Unfortunately, that tiny tweak came with a hidden sting. The wrong SKU started getting passed during checkout. No errors, no alerts-just silent chaos for a good 3 to 6 hours. Customers received incorrect products before we caught it.

The client? Calm, focused, professional. Instead of finger-pointing, they zeroed in on: What’s broken? How do we fix it? What checks can we add?
From our end, we dove into late-night recovery mode-retrieved impacted order data, corrected records, and pushed the fix.
We had a review afterward, walked through the gaps, and implemented changes to prevent cosmetic tweaks from skipping functional validations again. A bug, a process flaw, and a lesson well-learned.
Back to the soup. I gently pushed the shrimp aside. The restaurant staff apologized sincerely, didn’t charge for it, and promised to be more cautious.

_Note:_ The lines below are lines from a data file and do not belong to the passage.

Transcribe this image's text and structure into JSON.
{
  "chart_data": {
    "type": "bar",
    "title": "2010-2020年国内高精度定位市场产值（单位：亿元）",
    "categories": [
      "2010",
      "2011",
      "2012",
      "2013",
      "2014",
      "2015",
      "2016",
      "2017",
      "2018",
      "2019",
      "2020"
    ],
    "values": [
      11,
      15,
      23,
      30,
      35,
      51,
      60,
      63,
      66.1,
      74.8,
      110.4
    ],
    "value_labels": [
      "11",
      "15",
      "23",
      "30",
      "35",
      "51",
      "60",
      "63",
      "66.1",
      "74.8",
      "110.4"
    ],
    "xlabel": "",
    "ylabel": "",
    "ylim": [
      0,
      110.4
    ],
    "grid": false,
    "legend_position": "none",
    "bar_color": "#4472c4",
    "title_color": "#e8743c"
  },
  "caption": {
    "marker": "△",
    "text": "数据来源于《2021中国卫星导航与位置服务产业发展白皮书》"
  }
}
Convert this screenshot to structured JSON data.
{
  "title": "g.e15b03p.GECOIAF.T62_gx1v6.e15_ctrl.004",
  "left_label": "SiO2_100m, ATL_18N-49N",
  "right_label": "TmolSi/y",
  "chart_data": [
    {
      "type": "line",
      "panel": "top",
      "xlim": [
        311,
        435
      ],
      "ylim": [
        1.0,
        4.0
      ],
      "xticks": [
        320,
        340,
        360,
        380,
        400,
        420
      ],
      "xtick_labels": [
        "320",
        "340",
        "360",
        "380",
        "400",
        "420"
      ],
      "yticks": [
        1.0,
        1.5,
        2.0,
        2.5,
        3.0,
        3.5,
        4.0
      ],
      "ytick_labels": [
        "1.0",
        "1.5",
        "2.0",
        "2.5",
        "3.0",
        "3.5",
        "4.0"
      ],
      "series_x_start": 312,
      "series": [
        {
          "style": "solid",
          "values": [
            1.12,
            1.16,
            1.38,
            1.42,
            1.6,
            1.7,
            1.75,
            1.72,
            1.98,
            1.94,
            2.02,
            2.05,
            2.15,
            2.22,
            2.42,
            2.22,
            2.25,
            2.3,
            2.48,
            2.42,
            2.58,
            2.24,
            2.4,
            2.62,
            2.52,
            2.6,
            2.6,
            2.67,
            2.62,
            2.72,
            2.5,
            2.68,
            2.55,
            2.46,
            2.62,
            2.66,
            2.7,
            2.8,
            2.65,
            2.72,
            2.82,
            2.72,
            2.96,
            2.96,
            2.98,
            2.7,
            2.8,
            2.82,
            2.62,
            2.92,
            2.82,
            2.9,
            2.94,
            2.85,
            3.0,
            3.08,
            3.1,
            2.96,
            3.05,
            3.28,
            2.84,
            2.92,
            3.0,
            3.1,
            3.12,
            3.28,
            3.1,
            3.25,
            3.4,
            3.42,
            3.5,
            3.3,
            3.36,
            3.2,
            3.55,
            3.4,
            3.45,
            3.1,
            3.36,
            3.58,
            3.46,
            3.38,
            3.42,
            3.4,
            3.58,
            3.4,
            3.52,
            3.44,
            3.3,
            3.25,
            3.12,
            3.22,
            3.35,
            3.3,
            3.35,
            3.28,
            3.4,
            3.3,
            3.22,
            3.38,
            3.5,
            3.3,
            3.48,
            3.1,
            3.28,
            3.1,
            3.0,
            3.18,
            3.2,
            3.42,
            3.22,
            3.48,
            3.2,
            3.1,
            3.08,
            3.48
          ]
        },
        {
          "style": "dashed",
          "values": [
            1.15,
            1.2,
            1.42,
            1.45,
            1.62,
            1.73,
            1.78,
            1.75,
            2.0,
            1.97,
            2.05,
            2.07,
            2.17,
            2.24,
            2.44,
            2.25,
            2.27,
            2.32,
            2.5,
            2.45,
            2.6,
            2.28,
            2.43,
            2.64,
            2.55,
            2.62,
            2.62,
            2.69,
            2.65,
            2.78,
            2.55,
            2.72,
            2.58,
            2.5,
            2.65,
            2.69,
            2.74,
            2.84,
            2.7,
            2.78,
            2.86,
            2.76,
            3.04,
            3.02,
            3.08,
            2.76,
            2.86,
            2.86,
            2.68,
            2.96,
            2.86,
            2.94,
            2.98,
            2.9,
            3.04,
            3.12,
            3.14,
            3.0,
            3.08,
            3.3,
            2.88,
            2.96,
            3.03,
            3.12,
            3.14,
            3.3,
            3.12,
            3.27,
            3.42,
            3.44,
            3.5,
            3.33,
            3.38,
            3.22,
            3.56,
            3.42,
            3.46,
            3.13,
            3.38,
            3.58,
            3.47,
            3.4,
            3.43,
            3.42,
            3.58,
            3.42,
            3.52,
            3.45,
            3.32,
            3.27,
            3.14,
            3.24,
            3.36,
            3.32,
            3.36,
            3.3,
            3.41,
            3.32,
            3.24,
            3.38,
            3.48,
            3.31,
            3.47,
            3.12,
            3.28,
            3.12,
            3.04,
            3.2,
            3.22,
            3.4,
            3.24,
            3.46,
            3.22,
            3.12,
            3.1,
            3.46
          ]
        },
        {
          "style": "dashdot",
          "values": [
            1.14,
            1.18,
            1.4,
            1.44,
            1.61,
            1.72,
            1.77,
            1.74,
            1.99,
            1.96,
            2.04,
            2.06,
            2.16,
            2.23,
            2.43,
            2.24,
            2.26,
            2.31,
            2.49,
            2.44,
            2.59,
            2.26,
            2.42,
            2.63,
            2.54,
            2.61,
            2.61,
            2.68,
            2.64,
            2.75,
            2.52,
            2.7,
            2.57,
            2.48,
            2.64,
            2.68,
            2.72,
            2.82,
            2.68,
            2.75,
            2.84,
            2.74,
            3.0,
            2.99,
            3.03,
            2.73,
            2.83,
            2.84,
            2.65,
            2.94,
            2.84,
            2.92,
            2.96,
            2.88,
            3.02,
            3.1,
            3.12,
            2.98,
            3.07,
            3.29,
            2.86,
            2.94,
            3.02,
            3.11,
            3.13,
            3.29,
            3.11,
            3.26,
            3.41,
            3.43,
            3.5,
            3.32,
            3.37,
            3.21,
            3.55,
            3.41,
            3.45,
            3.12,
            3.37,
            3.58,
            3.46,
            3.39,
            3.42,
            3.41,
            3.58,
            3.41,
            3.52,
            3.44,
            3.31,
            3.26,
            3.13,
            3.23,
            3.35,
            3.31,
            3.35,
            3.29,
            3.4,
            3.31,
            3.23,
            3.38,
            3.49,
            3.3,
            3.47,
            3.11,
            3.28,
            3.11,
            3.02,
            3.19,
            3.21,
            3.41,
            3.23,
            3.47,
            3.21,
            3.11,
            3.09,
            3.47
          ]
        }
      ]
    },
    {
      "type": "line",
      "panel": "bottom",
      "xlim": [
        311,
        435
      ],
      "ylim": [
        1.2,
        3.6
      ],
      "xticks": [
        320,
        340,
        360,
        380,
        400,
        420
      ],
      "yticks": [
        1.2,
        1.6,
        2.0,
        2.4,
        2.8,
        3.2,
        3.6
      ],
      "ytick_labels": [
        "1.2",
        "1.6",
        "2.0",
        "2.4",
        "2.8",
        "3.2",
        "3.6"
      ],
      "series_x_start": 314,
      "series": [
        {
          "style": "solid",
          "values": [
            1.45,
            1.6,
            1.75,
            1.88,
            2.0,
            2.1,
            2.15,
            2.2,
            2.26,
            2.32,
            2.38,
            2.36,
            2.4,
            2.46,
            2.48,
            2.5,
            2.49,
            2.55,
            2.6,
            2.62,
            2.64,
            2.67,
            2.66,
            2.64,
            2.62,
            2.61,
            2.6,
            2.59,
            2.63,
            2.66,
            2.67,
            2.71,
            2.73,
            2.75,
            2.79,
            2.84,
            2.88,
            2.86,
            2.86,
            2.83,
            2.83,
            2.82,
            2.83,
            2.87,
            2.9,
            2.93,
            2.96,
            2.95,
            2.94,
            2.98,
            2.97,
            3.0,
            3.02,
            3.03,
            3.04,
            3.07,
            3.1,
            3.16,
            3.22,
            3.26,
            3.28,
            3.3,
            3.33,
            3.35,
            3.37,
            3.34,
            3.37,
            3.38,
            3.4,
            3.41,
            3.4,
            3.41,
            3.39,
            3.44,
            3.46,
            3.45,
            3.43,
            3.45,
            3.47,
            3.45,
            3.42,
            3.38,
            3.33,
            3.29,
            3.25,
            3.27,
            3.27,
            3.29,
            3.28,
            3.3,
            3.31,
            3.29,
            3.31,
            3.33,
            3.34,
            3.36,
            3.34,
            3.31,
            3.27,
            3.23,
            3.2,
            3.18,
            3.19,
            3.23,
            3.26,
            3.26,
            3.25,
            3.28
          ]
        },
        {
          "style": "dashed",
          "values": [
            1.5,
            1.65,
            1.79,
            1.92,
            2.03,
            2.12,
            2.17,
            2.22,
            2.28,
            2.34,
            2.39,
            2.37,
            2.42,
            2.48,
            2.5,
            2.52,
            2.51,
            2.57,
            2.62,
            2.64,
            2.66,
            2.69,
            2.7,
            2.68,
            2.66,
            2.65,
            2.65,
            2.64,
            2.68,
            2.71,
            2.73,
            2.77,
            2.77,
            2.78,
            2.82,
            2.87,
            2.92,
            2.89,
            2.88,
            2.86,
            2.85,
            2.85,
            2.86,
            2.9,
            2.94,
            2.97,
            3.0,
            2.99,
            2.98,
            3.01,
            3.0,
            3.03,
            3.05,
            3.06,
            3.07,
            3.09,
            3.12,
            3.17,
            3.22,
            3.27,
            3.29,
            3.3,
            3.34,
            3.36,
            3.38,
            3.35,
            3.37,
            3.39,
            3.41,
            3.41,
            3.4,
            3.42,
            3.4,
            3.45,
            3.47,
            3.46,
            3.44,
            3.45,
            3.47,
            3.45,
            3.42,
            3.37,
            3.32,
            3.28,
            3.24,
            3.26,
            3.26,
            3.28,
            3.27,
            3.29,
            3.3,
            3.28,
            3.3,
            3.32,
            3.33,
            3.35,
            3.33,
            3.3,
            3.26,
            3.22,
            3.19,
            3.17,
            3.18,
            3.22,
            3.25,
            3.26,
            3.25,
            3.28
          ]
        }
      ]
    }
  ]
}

No drama. Just resolution. Ajay, meanwhile, performed an exaggerated water cleanse worthy of an Oscar-an especially funny sight given how much he loves fish ;)
Mistakes happen. In kitchens. In code. Even in well-intentioned conversations.
But what matters most is how we respond, how we recover, and-crucially-what processes we put in place to ensure it doesn’t happen again.
Sometimes, all it takes is a calm head, a little empathy, and the good sense to focus on what needs to be done next.
Even if dinner ends with just breadsticks and stories.